Conservation Efforts Must Work Across Borders, Studies Show

by AMNH on

Research posts

A tiger gecko strikes an alert pose on a mossy rock. Lichtenfelder’s tiger gecko, Goniurosaurus lichtenfelderi, is a forest-dwelling lizard found on both the islands and mainland of northern Vietnam and southern China. The species is categorized as Vulnerable in the IUCN Red List.
© Hai Ngoc Ngo 

As the world warms, many plant and animal species migrate from their traditional habitats, sometimes across national borders—an especially risky move for endangered species, which could be harmed by border infrastructure and lack of conservation coordination between countries. 

A research group co-led by the Museum’s Center for Biodiversity and Conservation (CBC) recently explored this issue as it pertains to endangered species living along the border of China and Vietnam.
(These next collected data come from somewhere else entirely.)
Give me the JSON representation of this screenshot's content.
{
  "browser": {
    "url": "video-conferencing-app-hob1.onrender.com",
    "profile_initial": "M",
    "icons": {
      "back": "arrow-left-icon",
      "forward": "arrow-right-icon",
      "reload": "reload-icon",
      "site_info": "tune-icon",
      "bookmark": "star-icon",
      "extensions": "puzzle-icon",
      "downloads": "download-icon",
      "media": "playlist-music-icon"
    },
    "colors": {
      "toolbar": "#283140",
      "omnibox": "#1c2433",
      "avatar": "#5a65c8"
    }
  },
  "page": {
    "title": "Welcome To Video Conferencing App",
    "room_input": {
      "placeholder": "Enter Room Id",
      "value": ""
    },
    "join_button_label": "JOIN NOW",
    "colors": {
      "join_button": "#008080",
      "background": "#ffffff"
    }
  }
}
Their work is published in a special issue of the journal Frontiers of Biogeography and stresses that strategic, coordinated approaches toward managing transboundary species and landscapes is essential to preventing biodiversity loss.

“Biodiversity is undergoing dramatic loss on the global level, and we know that it is essential to human health and wellbeing—and that one of the most complex and challenging threats to biodiversity is climate change,” said Mary Blair, the CBC’s Director of Biodiversity Informatics Research and co-editor of the special issue with collaborators Minh Le from Vietnam National University and Ming Xu from Henan University in China. “There’s an urgent need for more information about how climate change is already affecting the distributions of key endangered species and habitats to inform conservation action planning, especially in areas where there may be limited capacity or resources for management, such as Southeast Asia.”

In 2018, with funding from the Prince Albert II of Monaco Foundation, Blair, Le, and Xu began a project focused on several species that live near the China-Vietnam border and are at risk from climate change, including one of the most endangered animals in the world, the Cao Vit gibbon.

Other species in the study included one of the world’s most threatened trees, Magnolia grandis, with a total population of fewer than 120 adult trees, and the Francois’ langur, a monkey that thrives in a special type of forest that grows over limestone.

The special journal issue includes detailed studies about the threats to these species as well as commentary from the three editors on best practices for using species distribution models (SDMs), which can identify how a species’ range might shift under climate change.

The authors agree that, especially in transboundary conservation contexts, these models should be collaboratively developed from the outset.

“As global changes, including climate change, continue, we will have to increasingly work across borders to achieve biodiversity conservation goals and to do better science,” said Blair.